Malgré le mauvais temps, toujours de belles images… Crédits Arianespace/ESA/CNES/CSG
Galileo inquiète. Parce que c’est tout de même un succès, malgré tous ces ennuis. Et parce que voyez vous, en face… Les autres ont du retard aussi. Les chinois déploient Beidou mais on ne sait pas non plus s’ils seront parés pour 2020. Et le signal ne sera peut-être pas aussi intéressant que celui de Galileo. Le GPS ? Il restera la référence. Enfin, peut-être: cela dépendra grandement du déploiement des futures unités de troisième génération, qui ont sur le papier une qualité de signal très légèrement supérieure à Galileo. Mais aujourd’hui, aucun n’est en orbite… Et comme pour le Glonass russe, les satellites GPS vieillissent: en moyenne, ils ont plus de 10 ans! Le système russe, je vous en parle parfois, est en sous-remplacement chronique… Chaque année la Russie devrait envoyer entre 3 et 4 unités de remplacement. Or cela fait longtemps que le pays n’en envoie qu’un ou deux, tenant ses satellites parés au sol, plutôt pour remplacer les unités trop vieilles que pour augmenter la constellation. Cela changera peut-être avec Glonass-K, une évolution attendue depuis 2011, puis 2015 dans ses différentes versions.
Galileo sur Ariane 5… A l’année prochaine!

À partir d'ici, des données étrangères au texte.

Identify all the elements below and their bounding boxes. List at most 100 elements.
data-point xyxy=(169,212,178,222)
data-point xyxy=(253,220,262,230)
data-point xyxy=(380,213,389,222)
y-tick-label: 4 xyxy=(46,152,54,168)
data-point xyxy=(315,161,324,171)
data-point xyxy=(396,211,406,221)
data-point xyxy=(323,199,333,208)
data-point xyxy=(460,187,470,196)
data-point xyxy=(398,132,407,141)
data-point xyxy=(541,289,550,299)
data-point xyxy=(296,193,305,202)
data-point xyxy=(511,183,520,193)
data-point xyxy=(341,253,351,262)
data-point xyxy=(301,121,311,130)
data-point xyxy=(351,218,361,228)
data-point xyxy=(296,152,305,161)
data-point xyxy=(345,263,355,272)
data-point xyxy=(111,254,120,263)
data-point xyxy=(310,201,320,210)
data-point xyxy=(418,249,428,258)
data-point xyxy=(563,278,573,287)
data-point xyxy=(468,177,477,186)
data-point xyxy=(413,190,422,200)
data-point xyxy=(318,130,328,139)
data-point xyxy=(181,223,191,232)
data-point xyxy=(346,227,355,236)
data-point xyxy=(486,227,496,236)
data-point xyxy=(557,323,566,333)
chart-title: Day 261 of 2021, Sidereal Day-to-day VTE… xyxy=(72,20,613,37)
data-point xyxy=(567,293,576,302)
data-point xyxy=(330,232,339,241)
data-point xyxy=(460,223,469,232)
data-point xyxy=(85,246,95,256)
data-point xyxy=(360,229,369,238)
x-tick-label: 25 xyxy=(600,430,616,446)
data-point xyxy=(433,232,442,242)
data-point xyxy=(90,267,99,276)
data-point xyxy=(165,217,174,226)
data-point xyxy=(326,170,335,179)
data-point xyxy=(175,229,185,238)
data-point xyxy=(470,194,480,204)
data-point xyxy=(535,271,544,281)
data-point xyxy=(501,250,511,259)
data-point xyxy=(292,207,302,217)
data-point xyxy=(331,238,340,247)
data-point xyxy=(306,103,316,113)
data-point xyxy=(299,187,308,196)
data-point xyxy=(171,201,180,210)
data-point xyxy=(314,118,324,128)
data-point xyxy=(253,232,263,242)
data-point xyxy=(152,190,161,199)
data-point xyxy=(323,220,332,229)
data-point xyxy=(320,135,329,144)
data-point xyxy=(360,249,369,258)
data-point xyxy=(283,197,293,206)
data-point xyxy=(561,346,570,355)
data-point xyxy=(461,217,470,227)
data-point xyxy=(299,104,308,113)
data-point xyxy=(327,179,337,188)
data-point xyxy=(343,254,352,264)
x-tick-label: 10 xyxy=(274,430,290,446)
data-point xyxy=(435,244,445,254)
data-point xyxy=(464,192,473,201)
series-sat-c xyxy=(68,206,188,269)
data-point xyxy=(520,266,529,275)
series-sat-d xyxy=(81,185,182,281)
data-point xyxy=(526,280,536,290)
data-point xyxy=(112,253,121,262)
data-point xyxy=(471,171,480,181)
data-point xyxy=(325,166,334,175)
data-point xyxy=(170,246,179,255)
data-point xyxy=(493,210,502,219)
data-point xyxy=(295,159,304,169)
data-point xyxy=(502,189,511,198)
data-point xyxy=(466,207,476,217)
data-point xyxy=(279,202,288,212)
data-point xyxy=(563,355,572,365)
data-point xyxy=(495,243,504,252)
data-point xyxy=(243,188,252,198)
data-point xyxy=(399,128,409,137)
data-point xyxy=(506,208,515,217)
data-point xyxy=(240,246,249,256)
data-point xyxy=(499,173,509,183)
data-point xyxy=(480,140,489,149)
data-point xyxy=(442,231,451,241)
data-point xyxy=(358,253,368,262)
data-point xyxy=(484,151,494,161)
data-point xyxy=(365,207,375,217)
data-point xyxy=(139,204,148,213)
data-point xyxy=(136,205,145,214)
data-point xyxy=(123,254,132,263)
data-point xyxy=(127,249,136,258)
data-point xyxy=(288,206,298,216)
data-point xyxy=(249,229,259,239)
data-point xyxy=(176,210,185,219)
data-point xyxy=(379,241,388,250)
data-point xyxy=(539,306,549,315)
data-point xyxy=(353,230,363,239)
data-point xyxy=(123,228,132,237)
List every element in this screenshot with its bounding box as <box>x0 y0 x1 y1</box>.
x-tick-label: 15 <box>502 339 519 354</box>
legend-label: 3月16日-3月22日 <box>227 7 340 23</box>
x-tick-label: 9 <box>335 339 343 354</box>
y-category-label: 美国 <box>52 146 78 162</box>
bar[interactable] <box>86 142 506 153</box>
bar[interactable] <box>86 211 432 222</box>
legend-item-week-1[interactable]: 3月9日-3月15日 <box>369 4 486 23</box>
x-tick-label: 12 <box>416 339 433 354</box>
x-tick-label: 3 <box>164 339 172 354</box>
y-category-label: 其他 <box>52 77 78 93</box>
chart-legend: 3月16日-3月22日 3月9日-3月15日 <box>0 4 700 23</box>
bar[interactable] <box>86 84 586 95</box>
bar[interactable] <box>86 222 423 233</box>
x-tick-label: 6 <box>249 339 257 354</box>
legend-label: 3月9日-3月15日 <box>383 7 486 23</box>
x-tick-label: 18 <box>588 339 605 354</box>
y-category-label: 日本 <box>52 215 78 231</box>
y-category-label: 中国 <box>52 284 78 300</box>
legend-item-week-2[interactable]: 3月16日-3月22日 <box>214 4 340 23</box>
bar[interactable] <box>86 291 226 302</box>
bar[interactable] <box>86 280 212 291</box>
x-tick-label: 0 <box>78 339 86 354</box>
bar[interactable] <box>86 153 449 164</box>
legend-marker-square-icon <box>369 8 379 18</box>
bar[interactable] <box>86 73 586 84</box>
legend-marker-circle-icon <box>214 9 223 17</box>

Crédits ESA/CNES/CSG/P. Piron
Vous l’aurez compris, l’Europe a beaucoup investi. Des satellites en constellation. Des lancements par Ariane 5. Et malgré tout, aujourd’hui… Ca paie! Même si au final, c’est le client qui décide. Et là encore, il y a de bons signes: les nouveaux smartphones les plus avancés du moment disposent de puces qui intègrent déjà le positionnement par Galileo en supplément des autres signaux. Un beau succès… à confirmer!